Prasa: Papandreu postawił wszystko na jedną kartę

Wystąpienie Grecji ze strefy euro wydaje się już tylko kwestią czasu - pisze niemiecki dziennik "Die Welt". Według niemieckiej prasy, zapowiadając referendum w sprawie programów ratunkowych, premier Grecji postawił wszystko na jedną kartę.

Prasa: Papandreu postawił wszystko na jedną kartę
PAP/EPA/SIMELA PANTZARTZI

02.11.2011 | aktual.: 02.11.2011 11:42

"Dzięki swej kontrowersyjnej inicjatywie grecki premier Jeorjos Papandreu przypomina gracza w ruletkę, który postawił wszystko na jedną liczbę. I wydaje się, że nie jest jedynym hazardzistą wśród europejskich polityków" - komentuje "Die Welt".

Według gazety opuszczenie przez Grecję strefy euro nie oznaczałoby końca europejskiej solidarności z tym krajem. "Grecja musiałaby być dalej wspierana przez swoich partnerów. Wystąpienie byłoby zatem jedynie późnym uznaniem gospodarczej rzeczywistości. Tylko z narodową walutą Grecy mają realną szansę wzmocnić swą konkurencyjność poprzez dewaluację" - ocenia dziennik. Zastrzega jednak, że nawet tak radykalny krok nie uspokoiłby sytuacji wokół wspólnej waluty, bo rynki finansowe od dawna obawiają się zachwiania pozycji Włoch.

Także dziennik "Frankfurter Allgemeine Zeitung" pisze, że Papandreu postanowił zagrać o wszystko. "Europa jest w szoku, ale widząc masowe demonstracje i strajki w Atenach, musiała być świadoma krytycznej sytuacji greckiego rządu. Papandreu i (jego rządząca socjalistyczna partia - PAP) PASOK stoją pod ścianą (...). Z notowaniami, które sięgnęły dna, i z minimalną większością w parlamencie żaden szef rządu nie może stale forsować radykalnych programów oszczędnościowych, przeciw którym burzy się jego własny naród. Chyba że mógłby się powołać na jasną, choć niechętnie wyrażoną, zgodę społeczeństwa" - ocenia dziennik.

Dodaje jednak, że przeprowadzenie referendum "wymaga czasu, którego Grecja już nie ma, i wstrzymuje cały proces reform". Według gazety powodem oburzenia, jakie wywołała zapowiedź greckiego premiera, może być też fakt, że Grekom dano możliwość decydowania o tym, czy chcą zostać uratowani, podczas gdy Niemcy nie mogą głosować, czy obecne i przyszłe pokolenia chcą brać na siebie warte miliardy gwarancje na ratowanie Grecji.

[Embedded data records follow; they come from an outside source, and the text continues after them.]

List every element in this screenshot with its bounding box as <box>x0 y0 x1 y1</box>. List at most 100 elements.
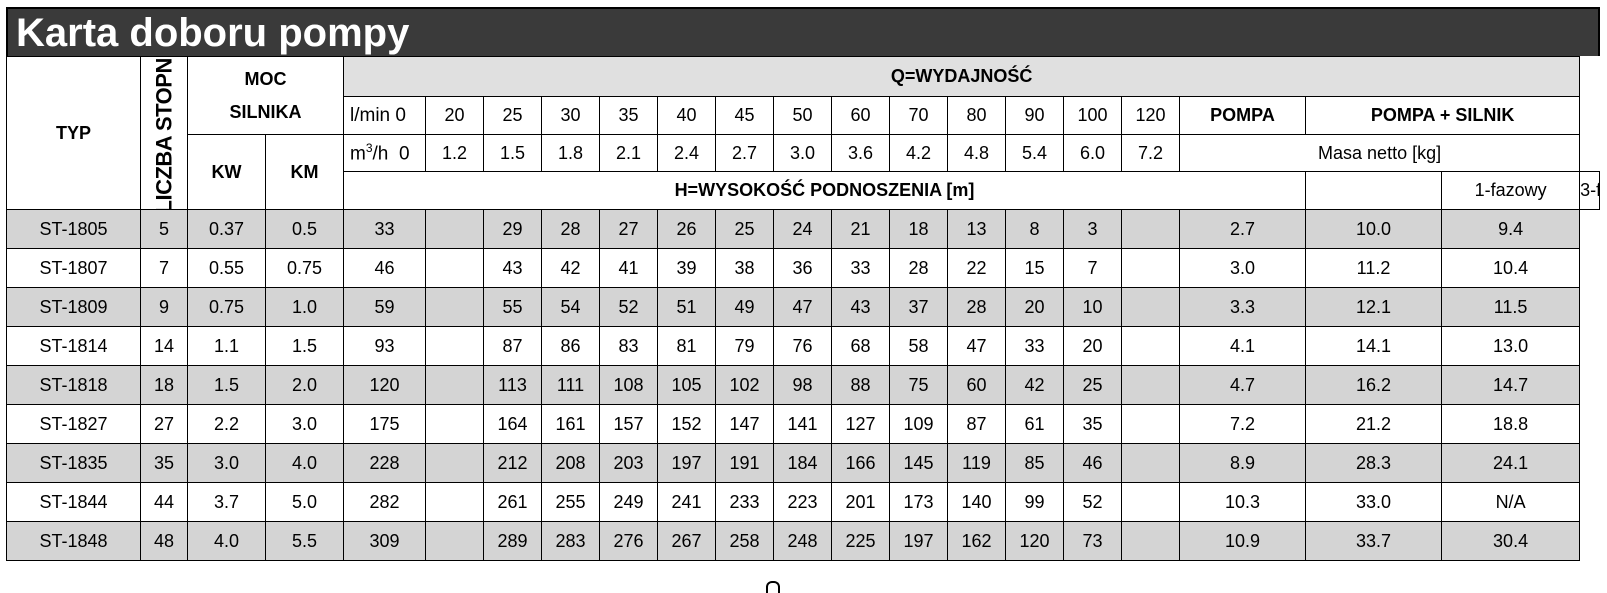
head-value-cell: 201 <box>831 482 890 522</box>
head-value-cell: 43 <box>831 287 890 327</box>
lmin-label-cell: l/min 0 <box>343 96 426 135</box>
head-value-cell <box>1121 209 1180 249</box>
pump-table: TYP LICZBA STOPNI MOC SILNIKA Q=WYDAJNOŚ… <box>6 56 1600 561</box>
head-value-cell: 164 <box>483 404 542 444</box>
lmin-value: 120 <box>1121 96 1180 135</box>
pompa-header: POMPA <box>1179 96 1306 135</box>
head-value-cell: 47 <box>947 326 1006 366</box>
lmin-value: 40 <box>657 96 716 135</box>
lmin-value: 20 <box>425 96 484 135</box>
mass-1phase-cell: 14.1 <box>1305 326 1442 366</box>
head-value-cell <box>425 482 484 522</box>
head-value-cell <box>1121 443 1180 483</box>
head-value-cell: 21 <box>831 209 890 249</box>
head-value-cell: 42 <box>541 248 600 288</box>
stages-cell: 35 <box>140 443 188 483</box>
cropped-mark <box>766 581 780 593</box>
head-value-cell: 87 <box>483 326 542 366</box>
motor-power-line1: MOC <box>244 68 287 89</box>
m3h-value: 2.7 <box>715 134 774 172</box>
head-value-cell: 60 <box>947 365 1006 405</box>
mass-3phase-cell: N/A <box>1440 482 1581 522</box>
head-value-cell: 108 <box>599 365 658 405</box>
pompa-mass-blank <box>1305 171 1442 210</box>
head-value-cell: 161 <box>541 404 600 444</box>
mass-1phase-cell: 33.0 <box>1305 482 1442 522</box>
typ-header: TYP <box>6 56 141 210</box>
phase1-header: 1-fazowy <box>1440 171 1581 210</box>
head-value-cell: 39 <box>657 248 716 288</box>
km-cell: 0.5 <box>265 209 344 249</box>
head-value-cell: 49 <box>715 287 774 327</box>
head-value-cell: 88 <box>831 365 890 405</box>
head-value-cell <box>1121 248 1180 288</box>
m3h-value: 5.4 <box>1005 134 1064 172</box>
pump-mass-cell: 3.3 <box>1179 287 1306 327</box>
head-value-cell: 157 <box>599 404 658 444</box>
lmin-label: l/min <box>350 104 391 126</box>
head-value-cell: 309 <box>343 521 426 561</box>
motor-power-header: MOC SILNIKA <box>187 56 344 135</box>
mass-3phase-cell: 9.4 <box>1440 209 1581 249</box>
head-value-cell: 261 <box>483 482 542 522</box>
head-value-cell: 24 <box>773 209 832 249</box>
head-value-cell: 197 <box>657 443 716 483</box>
stages-cell: 14 <box>140 326 188 366</box>
head-value-cell: 47 <box>773 287 832 327</box>
mass-1phase-cell: 10.0 <box>1305 209 1442 249</box>
head-value-cell: 212 <box>483 443 542 483</box>
head-value-cell: 20 <box>1005 287 1064 327</box>
head-value-cell: 93 <box>343 326 426 366</box>
head-value-cell: 98 <box>773 365 832 405</box>
table-row: ST-1848 48 4.0 5.5 309 289 283 276 267 258 248 225 1… <box>6 521 1600 561</box>
head-value-cell: 41 <box>599 248 658 288</box>
kw-cell: 2.2 <box>187 404 266 444</box>
km-cell: 5.5 <box>265 521 344 561</box>
head-value-cell: 249 <box>599 482 658 522</box>
head-value-cell: 20 <box>1063 326 1122 366</box>
m3h-first: 0 <box>398 143 410 165</box>
m3h-label-base: m <box>350 143 366 165</box>
km-cell: 2.0 <box>265 365 344 405</box>
head-value-cell: 46 <box>343 248 426 288</box>
km-cell: 4.0 <box>265 443 344 483</box>
head-value-cell: 59 <box>343 287 426 327</box>
head-value-cell: 152 <box>657 404 716 444</box>
m3h-value: 6.0 <box>1063 134 1122 172</box>
head-value-cell: 75 <box>889 365 948 405</box>
mass-3phase-cell: 14.7 <box>1440 365 1581 405</box>
head-value-cell: 127 <box>831 404 890 444</box>
head-value-cell: 58 <box>889 326 948 366</box>
head-value-cell: 203 <box>599 443 658 483</box>
head-value-cell: 86 <box>541 326 600 366</box>
lmin-value: 60 <box>831 96 890 135</box>
head-value-cell: 3 <box>1063 209 1122 249</box>
head-value-cell: 147 <box>715 404 774 444</box>
stages-cell: 27 <box>140 404 188 444</box>
table-row: ST-1844 44 3.7 5.0 282 261 255 249 241 233 223 201 1… <box>6 482 1600 522</box>
head-value-cell: 27 <box>599 209 658 249</box>
lmin-value: 90 <box>1005 96 1064 135</box>
table-row: ST-1805 5 0.37 0.5 33 29 28 27 26 25 24 21 18 13 8 3 2.7… <box>6 209 1600 249</box>
lmin-value: 80 <box>947 96 1006 135</box>
head-value-cell: 15 <box>1005 248 1064 288</box>
mass-3phase-cell: 24.1 <box>1440 443 1581 483</box>
m3h-value: 1.2 <box>425 134 484 172</box>
m3h-value: 4.8 <box>947 134 1006 172</box>
kw-cell: 0.75 <box>187 287 266 327</box>
head-header: H=WYSOKOŚĆ PODNOSZENIA [m] <box>343 171 1306 210</box>
head-value-cell <box>1121 365 1180 405</box>
pump-type-cell: ST-1805 <box>6 209 141 249</box>
head-value-cell: 28 <box>541 209 600 249</box>
table-row: ST-1835 35 3.0 4.0 228 212 208 203 197 191 184 166 1… <box>6 443 1600 483</box>
m3h-value: 2.1 <box>599 134 658 172</box>
mass-3phase-cell: 11.5 <box>1440 287 1581 327</box>
pump-mass-cell: 4.7 <box>1179 365 1306 405</box>
head-value-cell <box>425 443 484 483</box>
head-value-cell: 289 <box>483 521 542 561</box>
lmin-value: 70 <box>889 96 948 135</box>
head-value-cell: 166 <box>831 443 890 483</box>
head-value-cell <box>425 521 484 561</box>
m3h-value: 1.8 <box>541 134 600 172</box>
stages-header-label: LICZBA STOPNI <box>151 56 177 210</box>
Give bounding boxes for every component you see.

Z kolei w ocenie "Sueddeutsche Zeitung" grecka polityka "nie jest już wyłącznie sprawą samej Grecji". "Od (jej) losu zależy los 16 pozostałych państw strefy euro. I jeśli zgodzą się, że od euro zależy też przyszłość Unii Europejskiej, to stawką w grze jest teraz cały ten projekt" - ocenia gazeta. Dodaje, że szczyt eurolandu w Brukseli w ubiegłym tygodniu "był wyrazem odpowiedzialności, którą Europa chce przejąć za Grecję". "Ale co będzie z odpowiedzialnością Grecji za Europę?" - pyta "SZ".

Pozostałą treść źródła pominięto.